Personally it does seem a bit selfish to pick them and prevent the next visitor and possibly future generations from being able to enjoy the fascinating shapes, forms and colours the fungi world has to offer.

St George’s Mushroom

Another edible mushroom prized as a delicacy and named after its habit of appearing around St George’s Day (23rd April). In Italy its known as marzolino, where again its popular fried in butter.
St George’s Mushroom in a large characteristic fairy ring around a tree

Friday, 20 April 2012

Formby and Ainsdale


Red Squirrel – Formby

Highlights from a trip to the seaside. It was actually our first visit to Formby since the devastating outbreak of Squirrelpox in 2008. Great to see the Red Squirrels are still around and have remained relatively easy to find. Since the National Trust stopped selling bags of  food the squirrels appear to be acting more natural and whilst still taking food from feeders (located high in the trees) they seem far keener on pine cones.

In addition to the squirrels, despite it being a relatively cool 9C I was also hoping to find some Sand Lizards. Therefore we decided to walk north through the dunes and along the beach to the National Nature Reserve at Ainsdale.
Note the 3 rows of recycled Christmas trees on the right presumably being used to stop the sand blowing away.
The preferred habitat of the Lancashire Sand Lizards.

In Dorset and Surrey the only other areas of the country to have small populations of Sand Lizards they’re quite happy living on sandy, lowland heaths.
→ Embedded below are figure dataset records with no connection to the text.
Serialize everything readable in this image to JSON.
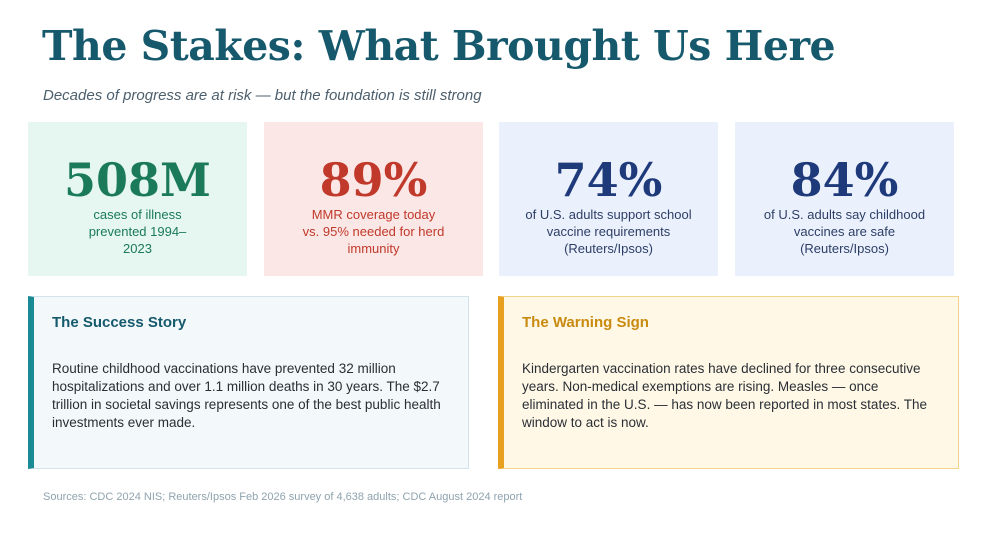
{
  "header": {
    "title": "The Stakes: What Brought Us Here",
    "subtitle": "Decades of progress are at risk — but the foundation is still strong"
  },
  "stats": [
    {
      "value": "508M",
      "label": "cases of illness prevented 1994–2023"
    },
    {
      "value": "89%",
      "label": "MMR coverage today vs. 95% needed for herd immunity"
    },
    {
      "value": "74%",
      "label": "of U.S. adults support school vaccine requirements (Reuters/Ipsos)"
    },
    {
      "value": "84%",
      "label": "of U.S. adults say childhood vaccines are safe (Reuters/Ipsos)"
    }
  ],
  "panels": [
    {
      "title": "The Success Story",
      "body": "Routine childhood vaccinations have prevented 32 million hospitalizations and over 1.1 million deaths in 30 years. The $2.7 trillion in societal savings represents one of the best public health investments ever made."
    },
    {
      "title": "The Warning Sign",
      "body": "Kindergarten vaccination rates have declined for three consecutive years. Non-medical exemptions are rising. Measles — once eliminated in the U.S. — has now been reported in most states. The window to act is now."
    }
  ],
  "footer": {
    "sources": "Sources: CDC 2024 NIS; Reuters/Ipsos Feb 2026 survey of 4,638 adults; CDC August 2024 report"
  }
}
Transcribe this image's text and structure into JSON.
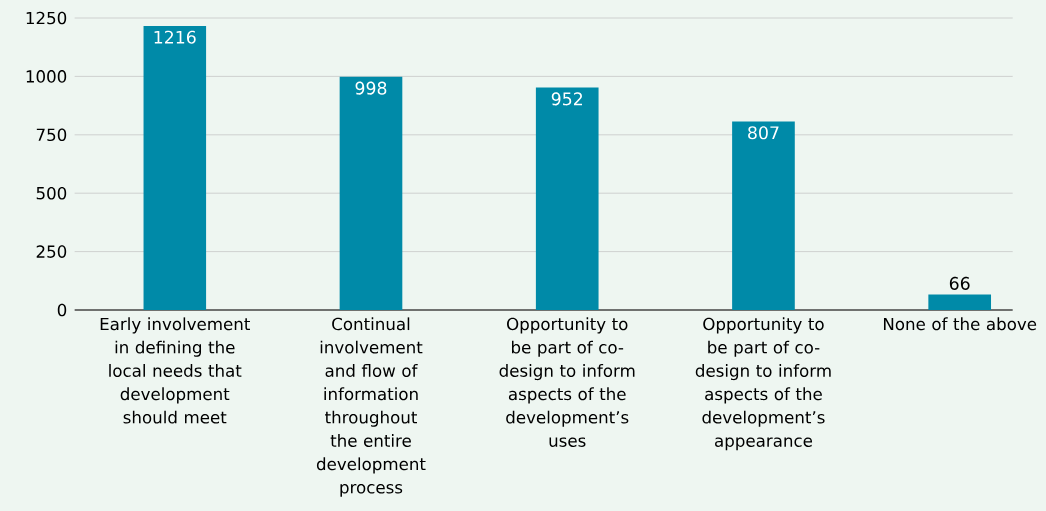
{
  "chart_data": {
    "type": "bar",
    "categories": [
      "Early involvement in defining the local needs that development should meet",
      "Continual involvement and flow of information throughout the entire development process",
      "Opportunity to be part of co-design to inform aspects of the development’s uses",
      "Opportunity to be part of co-design to inform aspects of the development’s appearance",
      "None of the above"
    ],
    "values": [
      1216,
      998,
      952,
      807,
      66
    ],
    "color": "#008aa8",
    "ylim": [
      0,
      1250
    ],
    "yticks": [
      0,
      250,
      500,
      750,
      1000,
      1250
    ],
    "grid": "y",
    "data_labels": true
  }
}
In Lancashire they are restricted to the Marram Grass on the seaward, mobile dunes of the Sefton coast. In 2 hours of searching I managed to find 2 of the bright green male lizards. Trying to get a clear photo of the first through the stalks of grass proved impossible. The 2nd one was being held in the talons of a male Kestrel last seen flying off towards the Pines.
Webcap toadstool
Sanderlings stopping off and feeding amongst the surf before continuing their journey north to the Arctic.

Also the first Comma butterfly of the year, a group of 19 Sandwich Terns fishing just offshore on the incoming tide, countless Oystercatchers, 5 Red Breasted Merganser and some large groups of Common Scoters.

Saturday, 14 April 2012

Daughter of the Wind


P1050049Wood Anemone – Marbury Country Park

After the dark days of Winter the banks of Wood Anemones to the west of Budworth Mere are always a great sight. In common with a lot of our plants Anemōnē – is derived from Greek. Literally means "daughter of the wind", from ánemos "wind" and the feminine suffix –ōnē.

Next up at Marbury will be a spectacular display of English Bluebells. Whilst the first are just beginning to open it’ll be the end of April before the woodland floor is really carpeted with Bluebells. Hopefully we’ll have the chance to call in however this year we may be heading up to north Lancashire to look for Green Hairstreak butterflies and Green winged Orchids.



Coltsfoot flower – Marbury Country Park

Locally the first Coltsfoot flowers began to open up during late February however trying to find a day when its not been raining or overcast has been a bit of a problem. In common with many other spring flowers they’re photo sensitive. The first sign of cloud and that's it the flowers close up.

Wild Cherry/Gean – Chorlton Water Park

A favourite of the local Bullfinches. Also a valuable source of pollen for the local insects that help to attract the Chiff Chaffs, Blackcaps, Pipistrelles and larger Noctule Bats out hunting in the evening.